Cross-Functional Teams

Who do you work with? Who do you report to? Who do you collaborate with? The answers are obvious in both extremely small companies (answer: everyone) and very large companies (answer: there’s a pretty clear structure that was set up before you joined). As a leader at a growing company, you’ll need to help answer these questions for your team and your company at least once, and probably multiple times. What should the answers be?

I want to take some time to talk about one of the best things I experienced in my work at Rent the Runway: the evolution of our product engineering organization. When I joined, the engineering team was divided into roughly two groups: storefront, which did all development for the customer-facing website, and warehouse, which supported the software that ran the warehouse operations. We quickly evolved storefront to be frontend and backend because we were rewriting the code from a PHP monolith to a Java- and Ruby-based microservices architecture.

Toward the end of my first year, we ran an experiment. We had a new product we wanted to build for the customer, a feature based on our customer photo reviews. Because finding a dress that would fit well was a challenge for our customers, we wanted to enable shoppers to see photos that other customers had uploaded showing themselves in the dresses, along with customer-provided information about their normal size, height, weight, and “shape” (athletic, pear, curvy, etc.). To implement this feature, we created a cross-functional team. We had engineers who specialized in the frontend user experience development, and engineers who worked on the backend services. We had a product manager, designers, a data analyst, and even a representative from the customer service team. This cross-functional team worked as a group to design and deliver this feature to our customers.

This project was a massive success. We delivered a good feature, fairly quickly, and the contributors all felt that they understood the goals of the project and were able to work better because of this cross-functional team. Prior to this project we had been deep in a pattern of “us versus them,” where your particular business function was “us” (tech, product, analytics, marketing, etc.), and the rest of the organization was “them.” Creating these collaboration units gave people a chance to see the whole group as “us.” It was a clear win in terms of organizational health, so we evolved our whole organization to have all product engineering performed by cross-functional teams like this. Call them what you want — “pods” or “squads” or “pillars” — but cross-functional product development groups are a popular structure for a good reason. By putting everyone who is needed to make a project successful together in one group, you help the members of those teams focus on the project at hand, and you make the communication for the whole group much more effective.

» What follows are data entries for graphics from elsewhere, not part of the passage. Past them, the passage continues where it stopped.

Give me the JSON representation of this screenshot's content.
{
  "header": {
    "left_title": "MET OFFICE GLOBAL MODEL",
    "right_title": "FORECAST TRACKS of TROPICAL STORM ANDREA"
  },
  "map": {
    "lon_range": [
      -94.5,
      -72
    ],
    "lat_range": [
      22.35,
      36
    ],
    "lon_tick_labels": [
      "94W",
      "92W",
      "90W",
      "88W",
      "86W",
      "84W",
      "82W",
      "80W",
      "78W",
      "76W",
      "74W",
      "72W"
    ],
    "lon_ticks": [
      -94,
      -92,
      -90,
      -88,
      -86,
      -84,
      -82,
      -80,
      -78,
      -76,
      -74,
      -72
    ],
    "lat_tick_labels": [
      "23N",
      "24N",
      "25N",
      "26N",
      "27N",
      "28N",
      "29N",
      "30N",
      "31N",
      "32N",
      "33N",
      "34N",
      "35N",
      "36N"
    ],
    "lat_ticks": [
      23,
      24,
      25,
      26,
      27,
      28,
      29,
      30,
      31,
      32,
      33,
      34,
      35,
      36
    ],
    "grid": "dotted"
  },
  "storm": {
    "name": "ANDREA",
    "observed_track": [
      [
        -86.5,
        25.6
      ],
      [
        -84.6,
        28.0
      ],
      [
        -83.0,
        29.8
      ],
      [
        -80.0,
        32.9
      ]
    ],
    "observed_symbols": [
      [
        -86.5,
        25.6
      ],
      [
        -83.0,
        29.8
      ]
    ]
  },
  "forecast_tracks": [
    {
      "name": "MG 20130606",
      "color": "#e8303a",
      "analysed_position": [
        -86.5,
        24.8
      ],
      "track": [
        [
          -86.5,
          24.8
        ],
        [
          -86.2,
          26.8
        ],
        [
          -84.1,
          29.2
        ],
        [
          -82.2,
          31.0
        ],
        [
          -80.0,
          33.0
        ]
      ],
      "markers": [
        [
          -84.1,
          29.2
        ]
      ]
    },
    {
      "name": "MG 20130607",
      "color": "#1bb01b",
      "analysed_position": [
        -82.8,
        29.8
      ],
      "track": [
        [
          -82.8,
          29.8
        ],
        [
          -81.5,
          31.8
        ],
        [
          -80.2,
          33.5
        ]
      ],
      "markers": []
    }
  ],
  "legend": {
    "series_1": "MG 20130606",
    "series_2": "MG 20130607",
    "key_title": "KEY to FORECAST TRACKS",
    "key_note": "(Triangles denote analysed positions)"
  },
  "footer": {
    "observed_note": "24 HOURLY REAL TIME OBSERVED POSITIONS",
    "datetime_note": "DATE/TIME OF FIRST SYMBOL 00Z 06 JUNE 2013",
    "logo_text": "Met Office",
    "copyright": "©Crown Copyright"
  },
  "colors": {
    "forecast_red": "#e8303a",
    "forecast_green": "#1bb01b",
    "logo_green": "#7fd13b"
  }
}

Conway’s Law is often cited in discussions of this kind of structure. It states: “Organizations which design systems…are constrained to produce designs which are copies of the communication structures of these organizations.”

When we put cross-functional teams together, we are acknowledging that the most important communication — the communication that we need to favor above all else — is that which leads to effective product development and iteration. Note that this structure will not necessarily produce the most effective technology! In fact, it will probably produce systems that have some inefficiencies compared to companies that have a more engineering-centered team structure. So, should you adopt this structure, you have to decide where you’re willing to take some system design hits in order to most effectively create products.